Thoracic Oncology Service, Division of Solid Tumor Oncology, Department of Medicine, Memorial Sloan Kettering Cancer Center, New York, New York.
Pulmonary Division, Department of Medicine, Memorial Sloan Kettering Cancer Center, New York, New York; Department of Medicine, Weill Cornell Medical Center, New York, New York.
J Thorac Oncol. 2021 Oct;16(10):1759-1764. doi: 10.1016/j.jtho.2021.06.024. Epub 2021 Jul 12.
The optimal management for immune-related adverse events (irAEs) in patients who do not respond or become intolerant to steroids is unclear. Guidelines suggest additional immunosuppressants on the basis of case reports and expert opinion.
We evaluated patients with lung cancers at Memorial Sloan Kettering Cancer Center treated with immune checkpoint blockade from 2011 to 2020. Pharmacy records were queried to identify patients who received systemic steroids and an additional immunosuppressant (e.g., tumor necrosis factor-α inhibitor, mycophenolate mofetil). Patient records were manually reviewed to evaluate baseline characteristics, management, and outcomes.
Among 2750 patients with lung cancers treated with immune checkpoint blockade, 51 (2%) received both steroids and an additional immunosuppressant for a severe irAE (tumor necrosis factor-α inhibitor (73%), mycophenolate mofetil (20%)). The most common events were colitis (53%), pneumonitis (20%), hepatitis (12%), and neuromuscular (10%). At 90 days after the start of an additional immunosuppressant, 57% were improved from their irAE, 18% were unchanged, and 25% were deceased. Improvement was more common in hepatitis (five of six) and colitis (18 of 27) but less common in neuromuscular (one of five) and pneumonitis (3 of 10). Of the patients who died, 8 of 13 were attributable directly to the irAE and 4 of 13 were related to toxicity from immunosuppression (three infection-related deaths, one drug-induced liver injury leading to acute liver failure).
Steroid-refractory or resistant irAEs events are rare.
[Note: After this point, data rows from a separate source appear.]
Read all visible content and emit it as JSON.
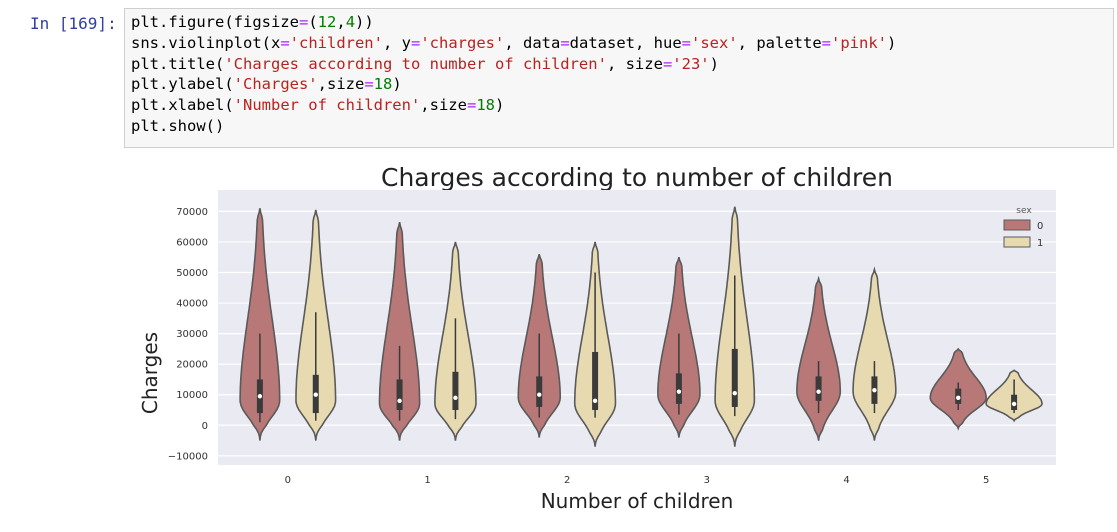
{
  "cell": {
    "prompt": "In [169]:",
    "code_lines": [
      [
        [
          "t",
          "plt.figure(figsize"
        ],
        [
          "o",
          "="
        ],
        [
          "t",
          "("
        ],
        [
          "n",
          "12"
        ],
        [
          "t",
          ","
        ],
        [
          "n",
          "4"
        ],
        [
          "t",
          "))"
        ]
      ],
      [
        [
          "t",
          "sns.violinplot(x"
        ],
        [
          "o",
          "="
        ],
        [
          "s",
          "'children'"
        ],
        [
          "t",
          ", y"
        ],
        [
          "o",
          "="
        ],
        [
          "s",
          "'charges'"
        ],
        [
          "t",
          ", data"
        ],
        [
          "o",
          "="
        ],
        [
          "t",
          "dataset, hue"
        ],
        [
          "o",
          "="
        ],
        [
          "s",
          "'sex'"
        ],
        [
          "t",
          ", palette"
        ],
        [
          "o",
          "="
        ],
        [
          "s",
          "'pink'"
        ],
        [
          "t",
          ")"
        ]
      ],
      [
        [
          "t",
          "plt.title("
        ],
        [
          "s",
          "'Charges according to number of children'"
        ],
        [
          "t",
          ", size"
        ],
        [
          "o",
          "="
        ],
        [
          "s",
          "'23'"
        ],
        [
          "t",
          ")"
        ]
      ],
      [
        [
          "t",
          "plt.ylabel("
        ],
        [
          "s",
          "'Charges'"
        ],
        [
          "t",
          ",size"
        ],
        [
          "o",
          "="
        ],
        [
          "n",
          "18"
        ],
        [
          "t",
          ")"
        ]
      ],
      [
        [
          "t",
          "plt.xlabel("
        ],
        [
          "s",
          "'Number of children'"
        ],
        [
          "t",
          ",size"
        ],
        [
          "o",
          "="
        ],
        [
          "n",
          "18"
        ],
        [
          "t",
          ")"
        ]
      ],
      [
        [
          "t",
          "plt.show()"
        ]
      ]
    ]
  },
  "chart_data": {
    "type": "violin",
    "title": "Charges according to number of children",
    "xlabel": "Number of children",
    "ylabel": "Charges",
    "categories": [
      "0",
      "1",
      "2",
      "3",
      "4",
      "5"
    ],
    "ylim": [
      -13000,
      77000
    ],
    "yticks": [
      -10000,
      0,
      10000,
      20000,
      30000,
      40000,
      50000,
      60000,
      70000
    ],
    "ytick_labels": [
      "−10000",
      "0",
      "10000",
      "20000",
      "30000",
      "40000",
      "50000",
      "60000",
      "70000"
    ],
    "grid": true,
    "legend": {
      "title": "sex",
      "placement": "top-right",
      "entries": [
        "0",
        "1"
      ]
    },
    "colors": {
      "0": "#b87878",
      "1": "#e8dab0",
      "background": "#eaeaf2",
      "outline": "#5a5a5a"
    },
    "series": [
      {
        "name": "0",
        "violins": [
          {
            "category": "0",
            "min": -5000,
            "max": 71000,
            "q1": 4000,
            "median": 9500,
            "q3": 15000,
            "whisker_low": 1000,
            "whisker_high": 30000,
            "mode": 8000
          },
          {
            "category": "1",
            "min": -5000,
            "max": 66500,
            "q1": 5000,
            "median": 8000,
            "q3": 15000,
            "whisker_low": 1500,
            "whisker_high": 26000,
            "mode": 7000
          },
          {
            "category": "2",
            "min": -4000,
            "max": 56000,
            "q1": 6000,
            "median": 10000,
            "q3": 16000,
            "whisker_low": 2500,
            "whisker_high": 30000,
            "mode": 9000
          },
          {
            "category": "3",
            "min": -4000,
            "max": 55000,
            "q1": 7000,
            "median": 11000,
            "q3": 17000,
            "whisker_low": 3500,
            "whisker_high": 30000,
            "mode": 10000
          },
          {
            "category": "4",
            "min": -5000,
            "max": 48000,
            "q1": 8000,
            "median": 11000,
            "q3": 16000,
            "whisker_low": 4000,
            "whisker_high": 21000,
            "mode": 11000
          },
          {
            "category": "5",
            "min": -1000,
            "max": 25000,
            "q1": 7000,
            "median": 9000,
            "q3": 12000,
            "whisker_low": 5000,
            "whisker_high": 14000,
            "mode": 9000
          }
        ]
      },
      {
        "name": "1",
        "violins": [
          {
            "category": "0",
            "min": -5000,
            "max": 70500,
            "q1": 4000,
            "median": 10000,
            "q3": 16500,
            "whisker_low": 1500,
            "whisker_high": 37000,
            "mode": 8000
          },
          {
            "category": "1",
            "min": -5000,
            "max": 60000,
            "q1": 5000,
            "median": 9000,
            "q3": 17500,
            "whisker_low": 2000,
            "whisker_high": 35000,
            "mode": 7000
          },
          {
            "category": "2",
            "min": -7000,
            "max": 60000,
            "q1": 5000,
            "median": 8000,
            "q3": 24000,
            "whisker_low": 2500,
            "whisker_high": 50000,
            "mode": 7000
          },
          {
            "category": "3",
            "min": -7000,
            "max": 71500,
            "q1": 6000,
            "median": 10500,
            "q3": 25000,
            "whisker_low": 3000,
            "whisker_high": 49000,
            "mode": 8000
          },
          {
            "category": "4",
            "min": -5000,
            "max": 51000,
            "q1": 7000,
            "median": 11500,
            "q3": 16000,
            "whisker_low": 4000,
            "whisker_high": 21000,
            "mode": 11000
          },
          {
            "category": "5",
            "min": 1500,
            "max": 18000,
            "q1": 5000,
            "median": 7000,
            "q3": 10000,
            "whisker_low": 4000,
            "whisker_high": 15000,
            "mode": 7000
          }
        ]
      }
    ]
  }
}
Although existing treatments help patients with hepatitis and colitis, many patients with other irAEs remain refractory or experience toxicities from immunosuppression. A more precise understanding of the pathophysiology of specific irAEs is needed to guide biologically-informed treatments for severe irAEs.
对于对类固醇无反应或不耐受的患者,免疫相关不良事件(irAE)的最佳治疗方法尚不清楚。指南基于病例报告和专家意见建议使用其他免疫抑制剂。
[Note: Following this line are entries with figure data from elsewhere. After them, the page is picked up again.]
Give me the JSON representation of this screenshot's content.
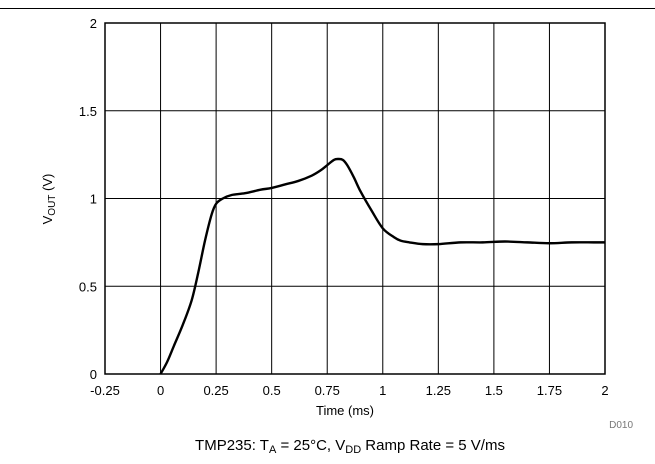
{
  "chart_data": {
    "type": "line",
    "xlabel": "Time (ms)",
    "ylabel_main": "V",
    "ylabel_sub": "OUT",
    "ylabel_unit": " (V)",
    "xlim": [
      -0.25,
      2
    ],
    "ylim": [
      0,
      2
    ],
    "xticks": [
      "-0.25",
      "0",
      "0.25",
      "0.5",
      "0.75",
      "1",
      "1.25",
      "1.5",
      "1.75",
      "2"
    ],
    "yticks": [
      "0",
      "0.5",
      "1",
      "1.5",
      "2"
    ],
    "grid": true,
    "series": [
      {
        "color": "#000000",
        "x": [
          0.0,
          0.03,
          0.06,
          0.1,
          0.14,
          0.17,
          0.2,
          0.23,
          0.25,
          0.28,
          0.32,
          0.38,
          0.45,
          0.5,
          0.56,
          0.62,
          0.68,
          0.72,
          0.75,
          0.78,
          0.8,
          0.82,
          0.84,
          0.87,
          0.9,
          0.95,
          1.0,
          1.05,
          1.08,
          1.12,
          1.18,
          1.25,
          1.35,
          1.45,
          1.55,
          1.65,
          1.75,
          1.85,
          1.95,
          2.0
        ],
        "y": [
          0.0,
          0.07,
          0.16,
          0.28,
          0.42,
          0.58,
          0.76,
          0.91,
          0.97,
          1.0,
          1.02,
          1.03,
          1.05,
          1.06,
          1.08,
          1.1,
          1.13,
          1.16,
          1.19,
          1.22,
          1.225,
          1.22,
          1.19,
          1.12,
          1.04,
          0.93,
          0.83,
          0.78,
          0.76,
          0.75,
          0.74,
          0.74,
          0.75,
          0.75,
          0.755,
          0.75,
          0.745,
          0.75,
          0.75,
          0.75
        ]
      }
    ]
  },
  "figure_id": "D010",
  "caption": {
    "prefix": "TMP235: T",
    "sub1": "A",
    "middle": " = 25°C, V",
    "sub2": "DD",
    "suffix": " Ramp Rate = 5 V/ms"
  }
}
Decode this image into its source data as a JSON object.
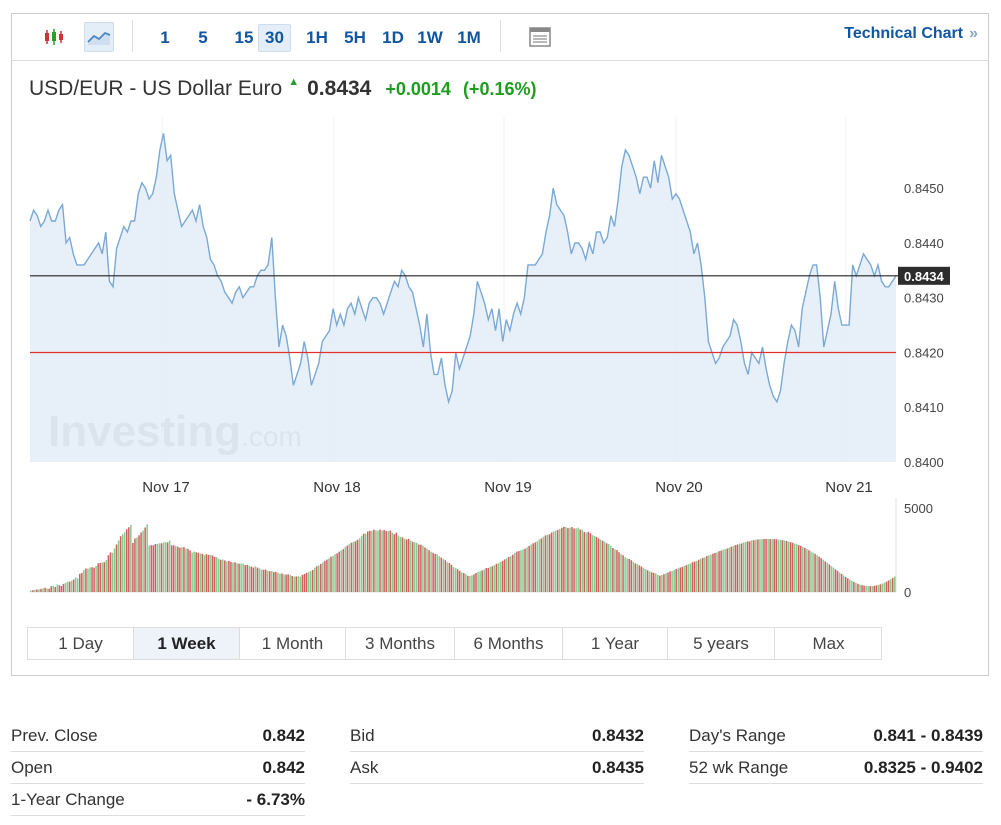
{
  "toolbar": {
    "intervals": [
      "1",
      "5",
      "15",
      "30",
      "1H",
      "5H",
      "1D",
      "1W",
      "1M"
    ],
    "active_interval": "30",
    "technical_chart_label": "Technical Chart",
    "technical_chart_chevron": "»",
    "icons": [
      "candlestick-icon",
      "area-chart-icon",
      "table-icon"
    ]
  },
  "quote": {
    "name": "USD/EUR - US Dollar Euro",
    "direction_arrow": "▲",
    "last": "0.8434",
    "change": "+0.0014",
    "change_pct": "(+0.16%)"
  },
  "watermark": {
    "brand": "Investing",
    "suffix": ".com"
  },
  "colors": {
    "line": "#7aa9d6",
    "fill": "#e3edf7",
    "prev_close": "#e03030",
    "current": "#222222",
    "vol_up": "#86cc8f",
    "vol_down": "#d06060",
    "link": "#1256a0",
    "gain": "#1e9e1e"
  },
  "chart_data": {
    "type": "area",
    "x_tick_labels": [
      "Nov 17",
      "Nov 18",
      "Nov 19",
      "Nov 20",
      "Nov 21"
    ],
    "y_tick_labels": [
      "0.8450",
      "0.8440",
      "0.8430",
      "0.8420",
      "0.8410",
      "0.8400"
    ],
    "ylim": [
      0.84,
      0.8463
    ],
    "current_value_label": "0.8434",
    "current_value": 0.8434,
    "previous_close_value": 0.842,
    "price": [
      0.8444,
      0.8446,
      0.8445,
      0.8443,
      0.8444,
      0.8446,
      0.8444,
      0.8444,
      0.8446,
      0.8447,
      0.844,
      0.8441,
      0.8438,
      0.8436,
      0.8436,
      0.8436,
      0.8437,
      0.8438,
      0.8439,
      0.844,
      0.8438,
      0.8442,
      0.8433,
      0.8432,
      0.8439,
      0.8441,
      0.8443,
      0.8442,
      0.8444,
      0.8444,
      0.8449,
      0.8451,
      0.845,
      0.8448,
      0.8449,
      0.8452,
      0.8457,
      0.846,
      0.8455,
      0.8456,
      0.8449,
      0.8446,
      0.8443,
      0.8444,
      0.8445,
      0.8446,
      0.8444,
      0.8447,
      0.8443,
      0.8441,
      0.8437,
      0.8436,
      0.8434,
      0.8433,
      0.8431,
      0.843,
      0.8429,
      0.8431,
      0.8432,
      0.843,
      0.8431,
      0.8432,
      0.8432,
      0.8434,
      0.8435,
      0.8435,
      0.8436,
      0.8441,
      0.843,
      0.8421,
      0.8425,
      0.8423,
      0.8419,
      0.8414,
      0.8416,
      0.8418,
      0.8422,
      0.8419,
      0.8414,
      0.8416,
      0.8418,
      0.8422,
      0.8423,
      0.8424,
      0.8428,
      0.8425,
      0.8427,
      0.8425,
      0.8428,
      0.8429,
      0.8427,
      0.843,
      0.8428,
      0.8426,
      0.8429,
      0.843,
      0.843,
      0.8429,
      0.8427,
      0.8429,
      0.8431,
      0.8433,
      0.8432,
      0.8435,
      0.8434,
      0.8432,
      0.8431,
      0.8428,
      0.8425,
      0.8421,
      0.8427,
      0.842,
      0.8416,
      0.8416,
      0.8419,
      0.8414,
      0.8411,
      0.8413,
      0.842,
      0.8417,
      0.8419,
      0.8421,
      0.8423,
      0.8427,
      0.8433,
      0.8431,
      0.8429,
      0.8426,
      0.8428,
      0.8424,
      0.8428,
      0.8422,
      0.8426,
      0.8424,
      0.8427,
      0.8429,
      0.8427,
      0.843,
      0.8436,
      0.8436,
      0.8436,
      0.8437,
      0.8438,
      0.8442,
      0.8445,
      0.845,
      0.8447,
      0.8446,
      0.8445,
      0.8442,
      0.8438,
      0.844,
      0.844,
      0.8439,
      0.8437,
      0.844,
      0.8438,
      0.8442,
      0.8442,
      0.844,
      0.8441,
      0.8445,
      0.8443,
      0.8448,
      0.8454,
      0.8457,
      0.8456,
      0.8454,
      0.8452,
      0.8449,
      0.8452,
      0.8452,
      0.845,
      0.8455,
      0.8451,
      0.8456,
      0.8454,
      0.8452,
      0.8448,
      0.8449,
      0.8448,
      0.8446,
      0.8444,
      0.8442,
      0.8438,
      0.844,
      0.8436,
      0.843,
      0.8422,
      0.842,
      0.8418,
      0.8419,
      0.8421,
      0.8422,
      0.8423,
      0.8426,
      0.8425,
      0.8422,
      0.8418,
      0.8416,
      0.842,
      0.8419,
      0.8418,
      0.8421,
      0.8417,
      0.8414,
      0.8412,
      0.8411,
      0.8413,
      0.8418,
      0.8422,
      0.8425,
      0.8424,
      0.8421,
      0.8428,
      0.8431,
      0.8434,
      0.8436,
      0.8436,
      0.843,
      0.8421,
      0.8424,
      0.8427,
      0.8433,
      0.8428,
      0.8425,
      0.8425,
      0.8425,
      0.8436,
      0.8434,
      0.8436,
      0.8438,
      0.8437,
      0.8436,
      0.8434,
      0.8436,
      0.8433,
      0.8432,
      0.8432,
      0.8433,
      0.8434
    ],
    "volume_tick_labels": [
      "5000",
      "0"
    ],
    "volume_max": 5000,
    "volume": [
      90,
      103,
      129,
      146,
      159,
      186,
      215,
      253,
      211,
      199,
      340,
      359,
      302,
      452,
      396,
      356,
      485,
      544,
      612,
      620,
      673,
      746,
      872,
      808,
      1084,
      1134,
      1307,
      1398,
      1389,
      1457,
      1476,
      1445,
      1546,
      1707,
      1728,
      1756,
      1776,
      1909,
      2191,
      2355,
      2335,
      2598,
      2834,
      3069,
      3321,
      3439,
      3562,
      3739,
      3849,
      3990,
      2919,
      3185,
      3244,
      3376,
      3543,
      3653,
      3837,
      4032,
      2768,
      2784,
      2788,
      2855,
      2860,
      2897,
      2899,
      2953,
      2956,
      2951,
      3057,
      2780,
      2778,
      2741,
      2699,
      2637,
      2666,
      2674,
      2590,
      2564,
      2471,
      2354,
      2404,
      2365,
      2325,
      2289,
      2278,
      2198,
      2248,
      2206,
      2217,
      2171,
      2090,
      2075,
      1988,
      1924,
      1931,
      1878,
      1830,
      1854,
      1788,
      1758,
      1766,
      1707,
      1687,
      1692,
      1689,
      1602,
      1612,
      1562,
      1520,
      1460,
      1537,
      1452,
      1406,
      1333,
      1324,
      1341,
      1270,
      1240,
      1252,
      1185,
      1205,
      1146,
      1093,
      1099,
      1048,
      1040,
      1052,
      1011,
      954,
      910,
      931,
      934,
      904,
      1011,
      1071,
      1149,
      1181,
      1247,
      1314,
      1448,
      1535,
      1583,
      1673,
      1765,
      1854,
      1931,
      2008,
      2093,
      2150,
      2248,
      2302,
      2396,
      2478,
      2556,
      2689,
      2769,
      2852,
      2936,
      2977,
      3015,
      3105,
      3198,
      3349,
      3468,
      3478,
      3601,
      3645,
      3639,
      3713,
      3665,
      3657,
      3717,
      3653,
      3690,
      3630,
      3621,
      3656,
      3536,
      3441,
      3534,
      3353,
      3271,
      3251,
      3173,
      3133,
      3166,
      3071,
      2985,
      2967,
      2924,
      2820,
      2816,
      2748,
      2649,
      2585,
      2488,
      2397,
      2334,
      2264,
      2243,
      2129,
      2049,
      1956,
      1890,
      1765,
      1728,
      1614,
      1476,
      1418,
      1351,
      1259,
      1175,
      1124,
      1069,
      962,
      965,
      997,
      1047,
      1132,
      1203,
      1240,
      1286,
      1332,
      1427,
      1435,
      1501,
      1527,
      1594,
      1679,
      1719,
      1784,
      1854,
      1940,
      1998,
      2084,
      2130,
      2221,
      2325,
      2406,
      2435,
      2483,
      2530,
      2580,
      2658,
      2743,
      2829,
      2897,
      2950,
      3017,
      3128,
      3190,
      3286,
      3367,
      3399,
      3440,
      3542,
      3614,
      3656,
      3693,
      3750,
      3822,
      3878,
      3862,
      3806,
      3835,
      3863,
      3779,
      3791,
      3828,
      3722,
      3703,
      3578,
      3539,
      3581,
      3498,
      3386,
      3339,
      3279,
      3190,
      3113,
      3060,
      2988,
      2895,
      2858,
      2743,
      2619,
      2541,
      2493,
      2367,
      2258,
      2187,
      2074,
      1999,
      1965,
      1893,
      1793,
      1702,
      1659,
      1584,
      1514,
      1424,
      1359,
      1294,
      1235,
      1175,
      1138,
      1108,
      1017,
      977,
      1011,
      1057,
      1120,
      1161,
      1226,
      1252,
      1304,
      1372,
      1403,
      1461,
      1500,
      1550,
      1603,
      1655,
      1698,
      1765,
      1810,
      1853,
      1914,
      1985,
      2030,
      2067,
      2136,
      2187,
      2224,
      2280,
      2325,
      2359,
      2426,
      2462,
      2525,
      2550,
      2587,
      2634,
      2699,
      2735,
      2794,
      2826,
      2883,
      2894,
      2950,
      2983,
      3012,
      3019,
      3069,
      3084,
      3117,
      3127,
      3135,
      3149,
      3154,
      3157,
      3158,
      3150,
      3148,
      3149,
      3141,
      3124,
      3105,
      3087,
      3070,
      3038,
      3004,
      2971,
      2928,
      2888,
      2844,
      2793,
      2744,
      2686,
      2624,
      2560,
      2489,
      2419,
      2346,
      2273,
      2190,
      2103,
      2014,
      1921,
      1828,
      1736,
      1638,
      1543,
      1450,
      1349,
      1261,
      1163,
      1075,
      985,
      901,
      818,
      740,
      668,
      604,
      542,
      490,
      447,
      411,
      383,
      364,
      351,
      349,
      354,
      368,
      391,
      421,
      459,
      504,
      557,
      619,
      687,
      761,
      840,
      924
    ],
    "volume_up": [
      1,
      0,
      1,
      0,
      1,
      0,
      1,
      0,
      1,
      0,
      0,
      1,
      0,
      1,
      0,
      0,
      0,
      1,
      1,
      0,
      1,
      0,
      1,
      1,
      0,
      0,
      1,
      0,
      1,
      1,
      0,
      0,
      1,
      0,
      0,
      1,
      0,
      1,
      0,
      0,
      1,
      1,
      0,
      1,
      0,
      1,
      1,
      0,
      0,
      1,
      0,
      0,
      1,
      0,
      0,
      1,
      0,
      1,
      1,
      0,
      0,
      0,
      1,
      1,
      0,
      1,
      1,
      0,
      1,
      0,
      0,
      1,
      0,
      0,
      1,
      0,
      1,
      0,
      0,
      1,
      1,
      0,
      0,
      1,
      0,
      1,
      0,
      0,
      1,
      0,
      0,
      1,
      1,
      0,
      1,
      0,
      1,
      0,
      0,
      1,
      0,
      1,
      0,
      1,
      1,
      0,
      0,
      1,
      0,
      0,
      1,
      0,
      1,
      1,
      0,
      0,
      1,
      0,
      1,
      0,
      0,
      1,
      1,
      0,
      1,
      0,
      0,
      1,
      0,
      1,
      0,
      1,
      1,
      0,
      0,
      0,
      1,
      1,
      0,
      1,
      0,
      1,
      0,
      1,
      0,
      0,
      1,
      0,
      1,
      1,
      0,
      0,
      1,
      0,
      1,
      0,
      1,
      0,
      1,
      0,
      0,
      1,
      1,
      0,
      1,
      0,
      0,
      1,
      0,
      1,
      1,
      0,
      1,
      0,
      0,
      1,
      0,
      1,
      0,
      0,
      1,
      1,
      0,
      1,
      0,
      0,
      1,
      0,
      1,
      1,
      0,
      0,
      1,
      0,
      1,
      0,
      1,
      0,
      0,
      1,
      1,
      0,
      1,
      0,
      1,
      0,
      0,
      1,
      1,
      0,
      0,
      1,
      0,
      1,
      0,
      1,
      1,
      0,
      0,
      1,
      1,
      0,
      1,
      0,
      0,
      1,
      0,
      1,
      0,
      1,
      1,
      0,
      0,
      1,
      0,
      1,
      0,
      1,
      0,
      0,
      1,
      1,
      0,
      1,
      0,
      1,
      0,
      0,
      1,
      1,
      0,
      1,
      0,
      1,
      0,
      0,
      1,
      1,
      0,
      1,
      0,
      0,
      1,
      0,
      1,
      0,
      0,
      1,
      1,
      0,
      1,
      0,
      1,
      0,
      0,
      1,
      1,
      0,
      0,
      1,
      0,
      1,
      0,
      1,
      1,
      0,
      1,
      0,
      0,
      1,
      0,
      1,
      1,
      0,
      0,
      1,
      0,
      1,
      0,
      0,
      1,
      1,
      0,
      1,
      0,
      0,
      1,
      1,
      0,
      1,
      0,
      1,
      0,
      0,
      1,
      1,
      0,
      1,
      0,
      0,
      1,
      0,
      1,
      1,
      0,
      0,
      1,
      0,
      1,
      0,
      1,
      0,
      1,
      1,
      0,
      0,
      1,
      0,
      0,
      1,
      1,
      0,
      1,
      0,
      1,
      0,
      0,
      1,
      0,
      1,
      1,
      0,
      0,
      1,
      0,
      1,
      0,
      1,
      1,
      0,
      0,
      1,
      0,
      1,
      0,
      0,
      1,
      1,
      0,
      1,
      0,
      1,
      0,
      0,
      1,
      1,
      0,
      0,
      1,
      0,
      1,
      0,
      1,
      1,
      0,
      1,
      0,
      0,
      1,
      0,
      1,
      0,
      1,
      1,
      0,
      0,
      1,
      0,
      1,
      0,
      0,
      1,
      1,
      0,
      1,
      0,
      1,
      0,
      0,
      1,
      1,
      0,
      1,
      0,
      0,
      1,
      0,
      1,
      1,
      0,
      0,
      1,
      0,
      1,
      0,
      1,
      0,
      1,
      1,
      0,
      0,
      1
    ]
  },
  "periods": [
    "1 Day",
    "1 Week",
    "1 Month",
    "3 Months",
    "6 Months",
    "1 Year",
    "5 years",
    "Max"
  ],
  "active_period": "1 Week",
  "stats": [
    [
      {
        "label": "Prev. Close",
        "value": "0.842"
      },
      {
        "label": "Open",
        "value": "0.842"
      },
      {
        "label": "1-Year Change",
        "value": "- 6.73%"
      }
    ],
    [
      {
        "label": "Bid",
        "value": "0.8432"
      },
      {
        "label": "Ask",
        "value": "0.8435"
      }
    ],
    [
      {
        "label": "Day's Range",
        "value": "0.841 - 0.8439"
      },
      {
        "label": "52 wk Range",
        "value": "0.8325 - 0.9402"
      }
    ]
  ]
}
我们评估了 2011 年至 2020 年在纪念斯隆凯特琳癌症中心接受免疫检查点阻断治疗的肺癌患者。通过药房记录确定接受全身皮质类固醇和其他免疫抑制剂(例如肿瘤坏死因子-α抑制剂、霉酚酸酯)治疗的患者。通过手动审查患者记录来评估基线特征、治疗和结局。
在接受免疫检查点阻断治疗的 2750 例肺癌患者中,51 例(2%)因严重 irAE(肿瘤坏死因子-α抑制剂(73%)、霉酚酸酯(20%))同时接受皮质类固醇和其他免疫抑制剂治疗。最常见的事件是结肠炎(53%)、肺炎(20%)、肝炎(12%)和神经肌肉疾病(10%)。在开始使用其他免疫抑制剂后 90 天,57%的患者 irAE 得到改善,18%的患者无变化,25%的患者死亡。在肝炎(五例中的六例)和结肠炎(二十七例中的十八例)中,改善更为常见,但在神经肌肉疾病(五例中的一例)和肺炎(十例中的三例)中则不常见。在死亡的患者中,13 例中有 8 例直接归因于 irAE,13 例中有 4 例与免疫抑制毒性相关(三例感染相关死亡,一例药物性肝损伤导致急性肝衰竭)。
类固醇难治性或耐药性 irAE 事件很少见。尽管现有治疗方法可帮助患有肝炎和结肠炎的患者,但许多患有其他 irAE 的患者仍对治疗无反应或因免疫抑制而出现毒性。需要更深入地了解特定 irAE 的病理生理学,以指导针对严重 irAE 的基于生物学的治疗方法。